Вот так-то!
ТЯЖБА
Державина быстро истомило московское затворничество, долгое ожидание сенатского вердикта. Но если бы он не кипятился, то понял бы, что такая проволочка — добрый знак. В самое трудное время Катерина Яковлевна попыталась похлопотать за мужа перед царевичем. Ходили слухи, что Павел пожаловал верным слугам тысячу рублей — на покрытие издержек от обременительного губернаторства.
В новом грандиозном здании Сената, которое Матвей Казаков выстроил к 1788 году, тянулось разбирательство. Наконец Сенат сварганил заключение и выслал его в Петербург, генерал-прокурору и императрице. Туда же направился и Державин.
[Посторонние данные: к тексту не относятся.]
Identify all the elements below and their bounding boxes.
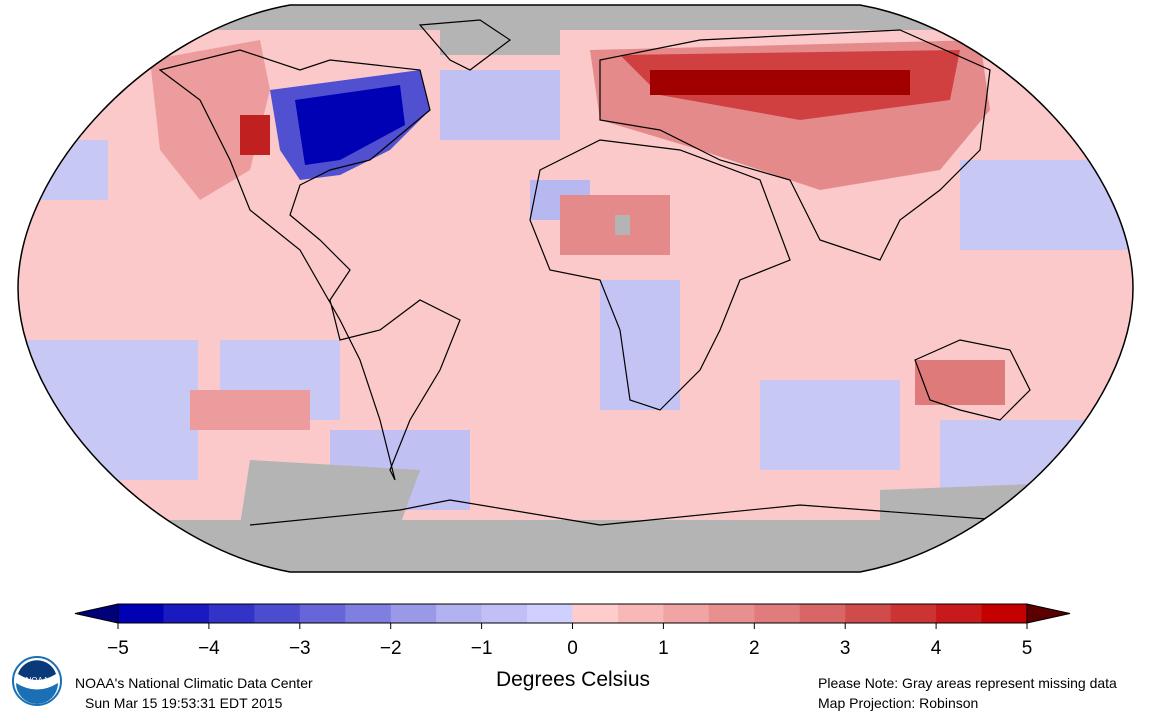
colorbar-bin	[436, 604, 483, 623]
colorbar: −5 −4 −3 −2 −1 0 1 2 3 4 5	[74, 603, 1071, 659]
colorbar-bin	[617, 604, 664, 623]
temperature-anomaly-map	[17, 4, 1134, 573]
colorbar-tick-label: −4	[198, 638, 220, 659]
colorbar-tick-label: −2	[380, 638, 402, 659]
colorbar-bin	[299, 604, 346, 623]
colorbar-bin	[981, 604, 1028, 623]
colorbar-tick-label: 2	[749, 638, 760, 659]
colorbar-tick-label: 5	[1022, 638, 1033, 659]
noaa-logo: NOAA	[12, 656, 62, 706]
colorbar-under-arrow	[74, 603, 119, 624]
colorbar-tick-label: −3	[289, 638, 311, 659]
colorbar-bin	[799, 604, 846, 623]
colorbar-bin	[936, 604, 983, 623]
colorbar-bin	[572, 604, 619, 623]
colorbar-bin	[754, 604, 801, 623]
colorbar-bin	[208, 604, 255, 623]
colorbar-bin	[118, 604, 164, 623]
colorbar-bin	[254, 604, 301, 623]
colorbar-bin	[390, 604, 437, 623]
anomaly-field	[18, 5, 1133, 572]
timestamp: Sun Mar 15 19:53:31 EDT 2015	[85, 695, 283, 711]
colorbar-tick-label: 1	[658, 638, 669, 659]
colorbar-bin	[845, 604, 892, 623]
colorbar-over-arrow	[1026, 603, 1071, 624]
colorbar-bin	[663, 604, 710, 623]
colorbar-tick-label: −1	[471, 638, 493, 659]
colorbar-bin	[345, 604, 392, 623]
colorbar-label: Degrees Celsius	[495, 668, 651, 691]
colorbar-tick-label: −5	[107, 638, 129, 659]
colorbar-tick-label: 4	[931, 638, 942, 659]
colorbar-bin	[708, 604, 755, 623]
colorbar-tick-label: 3	[840, 638, 851, 659]
colorbar-bin	[527, 604, 573, 623]
colorbar-bin	[890, 604, 937, 623]
colorbar-tick-label: 0	[567, 638, 578, 659]
map-border	[17, 4, 1134, 573]
missing-data-note: Please Note: Gray areas represent missin…	[818, 675, 1117, 691]
projection-note: Map Projection: Robinson	[818, 695, 979, 711]
org-name: NOAA's National Climatic Data Center	[75, 675, 313, 691]
colorbar-bin	[163, 604, 210, 623]
colorbar-bin	[481, 604, 528, 623]
svg-text:NOAA: NOAA	[26, 676, 49, 685]
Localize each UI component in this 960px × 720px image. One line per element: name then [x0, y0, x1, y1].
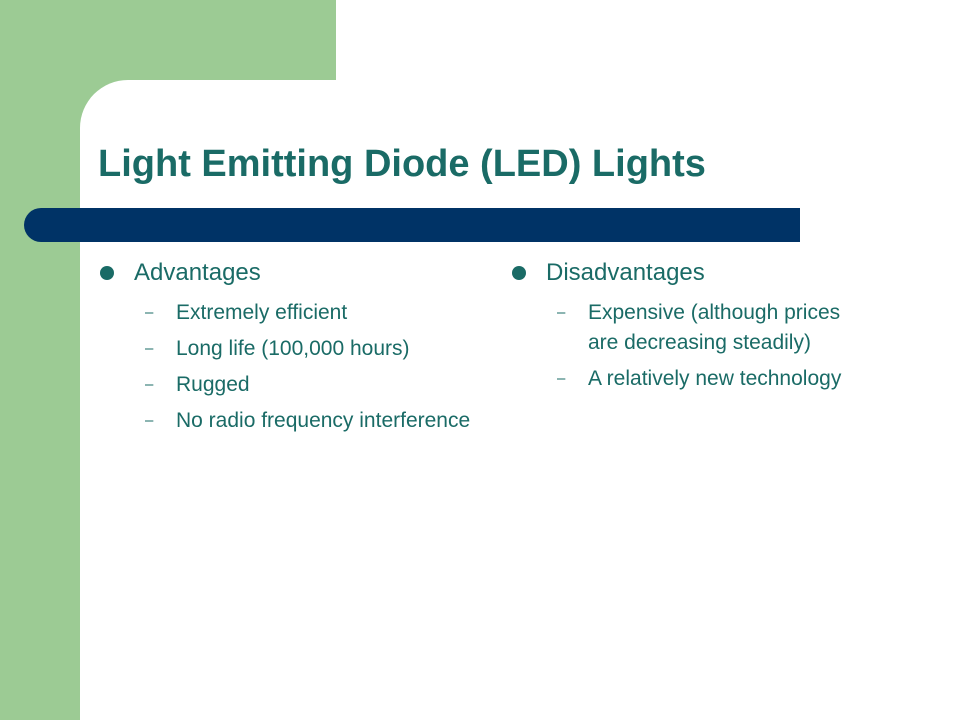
bullet-dot-icon — [512, 266, 526, 280]
slide-title: Light Emitting Diode (LED) Lights — [98, 143, 706, 185]
advantages-heading: Advantages — [134, 259, 261, 286]
advantage-text: Rugged — [176, 373, 250, 396]
advantages-bullet: Advantages — [100, 254, 480, 292]
dash-marker: – — [557, 370, 566, 387]
disadvantages-column: Disadvantages – Expensive (although pric… — [512, 254, 872, 400]
list-item: – Long life (100,000 hours) — [100, 334, 480, 364]
disadvantage-text: A relatively new technology — [588, 367, 842, 390]
list-item: – Rugged — [100, 370, 480, 400]
dash-marker: – — [145, 340, 154, 357]
dash-marker: – — [557, 304, 566, 321]
list-item: – A relatively new technology — [512, 364, 872, 394]
disadvantages-heading: Disadvantages — [546, 259, 705, 286]
advantage-text: Extremely efficient — [176, 301, 348, 324]
advantages-column: Advantages – Extremely efficient – Long … — [100, 254, 480, 442]
list-item: – Extremely efficient — [100, 298, 480, 328]
advantage-text: No radio frequency interference — [176, 409, 471, 432]
disadvantages-list: – Expensive (although prices are decreas… — [512, 298, 872, 394]
dash-marker: – — [145, 304, 154, 321]
disadvantages-bullet: Disadvantages — [512, 254, 872, 292]
dash-marker: – — [145, 376, 154, 393]
list-item: – No radio frequency interference — [100, 406, 480, 436]
list-item: – Expensive (although prices are decreas… — [512, 298, 872, 358]
disadvantage-text: Expensive (although prices are decreasin… — [588, 301, 841, 354]
content-panel — [80, 80, 960, 720]
advantages-list: – Extremely efficient – Long life (100,0… — [100, 298, 480, 436]
title-underline-bar — [24, 208, 800, 242]
dash-marker: – — [145, 412, 154, 429]
bullet-dot-icon — [100, 266, 114, 280]
advantage-text: Long life (100,000 hours) — [176, 337, 410, 360]
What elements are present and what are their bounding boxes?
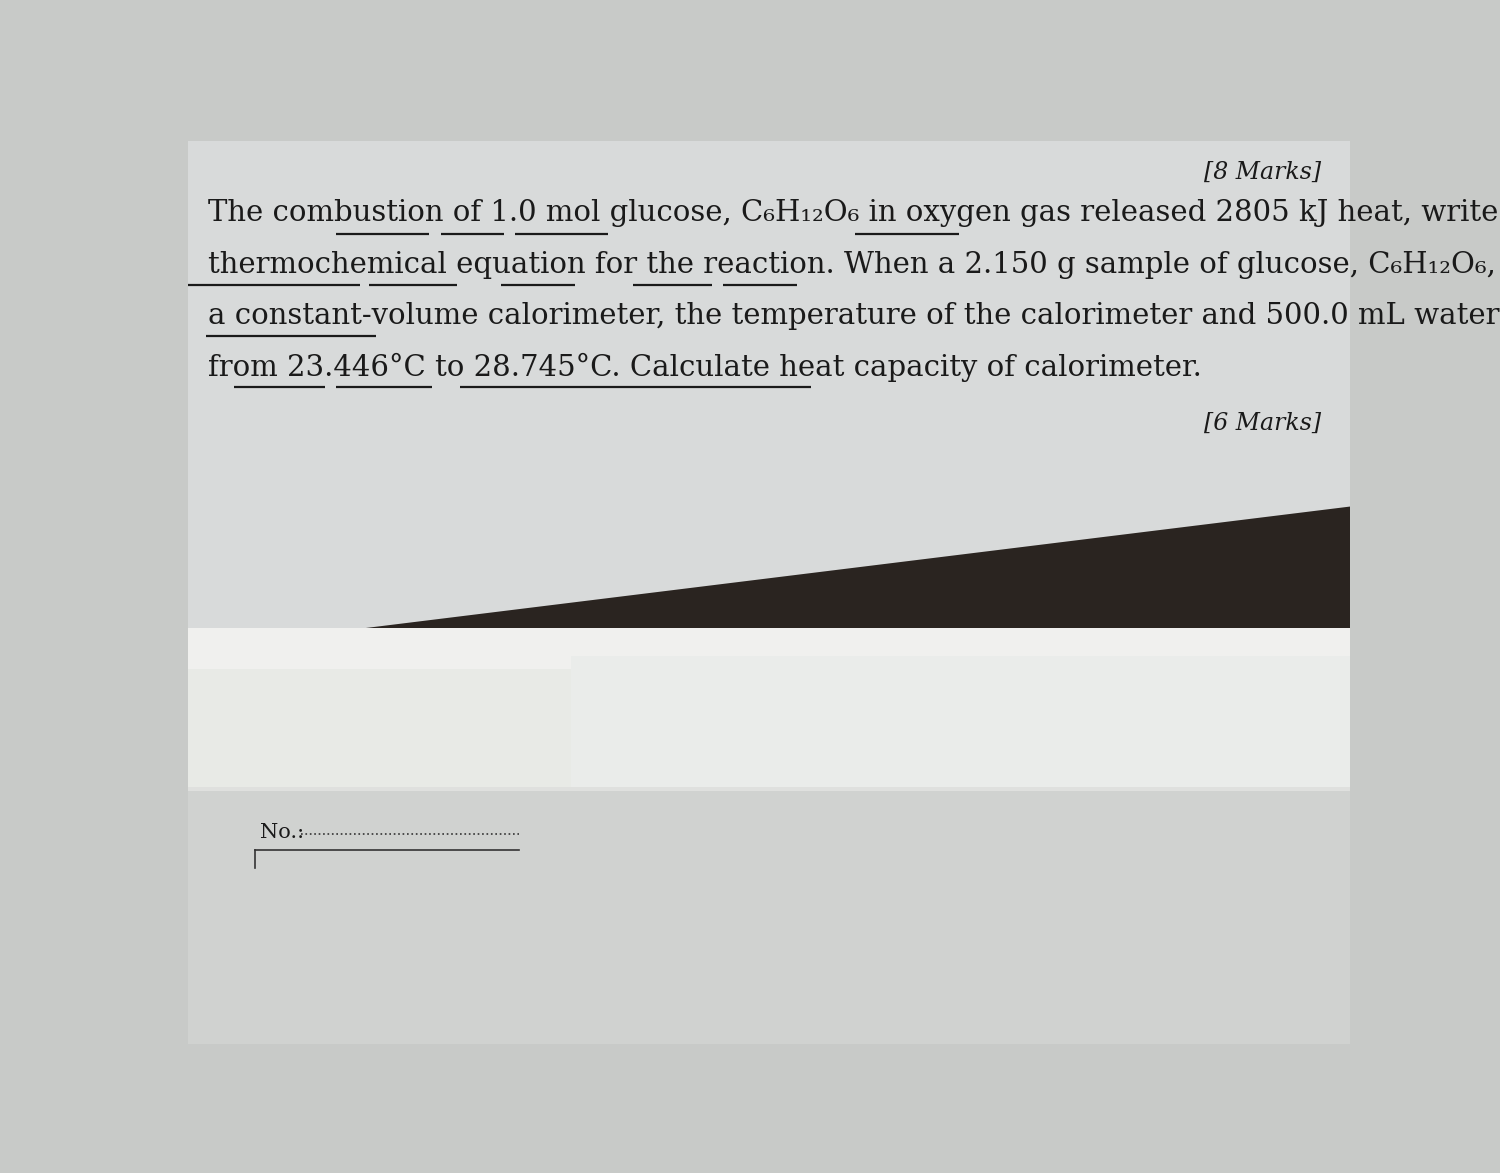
- Polygon shape: [188, 656, 1350, 787]
- Polygon shape: [572, 656, 1350, 787]
- Text: a constant-volume calorimeter, the temperature of the calorimeter and 500.0 mL w: a constant-volume calorimeter, the tempe…: [209, 301, 1500, 330]
- Text: The combustion of 1.0 mol glucose, C₆H₁₂O₆ in oxygen gas released 2805 kJ heat, : The combustion of 1.0 mol glucose, C₆H₁₂…: [209, 199, 1498, 228]
- Polygon shape: [188, 629, 1350, 791]
- Text: from 23.446°C to 28.745°C. Calculate heat capacity of calorimeter.: from 23.446°C to 28.745°C. Calculate hea…: [209, 353, 1203, 382]
- Polygon shape: [188, 629, 1350, 669]
- Text: [8 Marks]: [8 Marks]: [1204, 161, 1322, 184]
- Text: [6 Marks]: [6 Marks]: [1204, 412, 1322, 435]
- Polygon shape: [188, 507, 1350, 629]
- Text: thermochemical equation for the reaction. When a 2.150 g sample of glucose, C₆H₁: thermochemical equation for the reaction…: [209, 251, 1500, 279]
- Text: No.:: No.:: [260, 822, 303, 842]
- Bar: [188, 141, 1350, 629]
- Polygon shape: [188, 629, 1350, 1044]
То ли под влиянием потёмкинской партии, то ли просто по законам здравого смысла Сенат во многом поддержал Державина. По каждому пункту обвинений Гаврила Романович постарался выдать ответ, подкреплённый документами и свидетельствами. Приведём для примера лишь один пункт из многих: «Вмешавшись в должность своего начальника и в дела посторонние и оставляя свою собственную, накопил в наместническом правлении с 1787 года и не исполнил более 800 дел, в числе коих и на сенатские указы многих исполнительных рапортов посылаемо не было, хотя о том от генерал-губернатора неоднократно посылаемо было». Такова претензия Гудовича. «В чём именно вмешивался Державин в должность его, генерал-поручика, и в чём оставлял свою собственную, Сенат не видит, и как по ответам Державина, так и по учинённым в правлении справкам того не значится, а впрочем и упущения в делах по правлению, в рассуждении их количества, не примечается; ежели же когда и случилось, что нескоро указы Сената или сообщения других мест исполнялись, то сие происходило, как из ответов Державина явствует, от нижних присутственных мест, на которые за то и взыскание полагалось; а что собственно по правлению отправляемы были дела с должною поспешностью, в том свидетельствуется он, Державин, многими полученными лично от генерал-поручика письмами и рекомендацией) о нём бывшим в Тамбове при обозрении губернии сенаторам, и к получении ордена».
В таком же духе Сенат ответил на большинство обвинений Гудовича. О, этот язык чиновничьей России, он бессмертен! И ведь в те годы государственный аппарат контролировал сравнительно небольшое пространство социальных и производственных отношений. Большинство подданных императрицы существовали в крестьянской общине, чиновники соприкасались с ними нечасто. И всё-таки империя Петра Великого породила множество столоначальников, которые контролировали друг дружку, общаясь на птичьем канцелярском наречии. «Бюрократ» — ругательное слово, а жаль. Без них — никуда. Державин, Гудович, Вяземский, Екатерина Великая были едины в убеждении, что следует упорядочивать социальные и экономические отношения, а также — религиозную и культурную жизнь. Более того, и воровство должно быть не хаотичным, а, по возможности, регламентированным. А как упорядочить жизнь без дивизии отважных бюрократов? Правда, для того чтобы существовать в этом режиме, нужно стать заправским лицемером, умело пользоваться двойной бухгалтерией.
А Державин был правоведом-идеалистом. Он (не имея на то оснований) всерьёз верил, что закон — не дышло. В послепетровское время в России возник культ закона — светского закона. Державин без сомнений сопоставляет земное крючкотворство с божественным законом:
Максимализм придаёт сил, вдохновляет, но мешает, когда приходится работать среди людей, которые редко походят на строчку в циркуляре. Державин всерьёз намеревался править по законам, каждый шаг обосновывал необходимыми бумагами — справками.
Но иногда и у него от справок голова шла кругом.